«Stent e valvole: la mia vita in ospedale»
Trentamila interventi in 40 anni

In pensione Orazio Valsecchi, capo del Dipartimento cardiovascolare e della Diagnostica interventistica dell’Asst Papa Giovanni. «A disposizione da medico volontario».

«Mi metto a disposizione dei pazienti e dell’ospedale per il quale ho lavorato per quarant’anni. Farò il primario di me stesso, offrendo la mia professionalità e la mia esperienza ai malati e ai colleghi più giovani come medico volontario, e quindi, lo dice la parola stessa, non remunerato, per alcuni giorni alla settimana: certo, dopo tanto tempo passato qui, un po’ strano mi sento. Non è che io fossi proprio pronto a vincere il concorso dell’Inps...». Orazio Valsecchi, classe 1951, stempera con l’ironia di sempre e il sorriso sornione familiare a colleghi e pazienti l’emozione dell’aver lasciato per motivi pensionistici l’incarico di direttore del Dipartimento cardiovascolare e della Cardiologia 2 Diagnostica interventistica dell’Asst Papa Giovanni. «Una vita nella vita, diciamolo», continua.

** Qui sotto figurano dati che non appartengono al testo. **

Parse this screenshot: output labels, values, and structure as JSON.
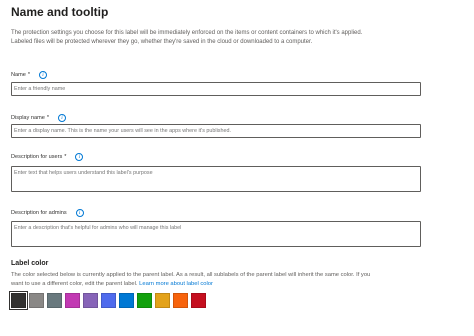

Una vita al servizio della medicina e dei pazienti, una vita di ricerca e di studio che ha contribuito all’evoluzione della cardiologia: ora si parla di stent, di valvole aortiche impiantati come se fosse una passeggiata, ma la cardiologia interventistica è stata una svolta epocale per l’approccio terapeutico e diagnostico alle patologie del cuore e dell’apparato cardiocircolatorio. «Mi piace sottolinearlo: ho avuto il destino di esercitare in un periodo molto fortunato per la mia disciplina. E la fortuna maggiore è stata quella di aver lavorato qui, a Bergamo, in un ospedale dove si è formata una importante tradizione cardiologica e cardiochirurgica, dove professionisti lungimiranti come Lucio Parenzan e Giorgio Invernizzi hanno saputo aprirsi alle novità. L’abbiamo inventata noi, la cardiologia interventistica, quelli della mia generazione, grazie alla volontà di collaborazione tra cardiologi e cardiochirurghi, non così scontata. Prima per chi aveva problemi cardiaci c’erano due strade: o una terapia farmacologica, o un intervento cardiochirurgico, a cuore aperto, con un postoperatorio pesante per i malati».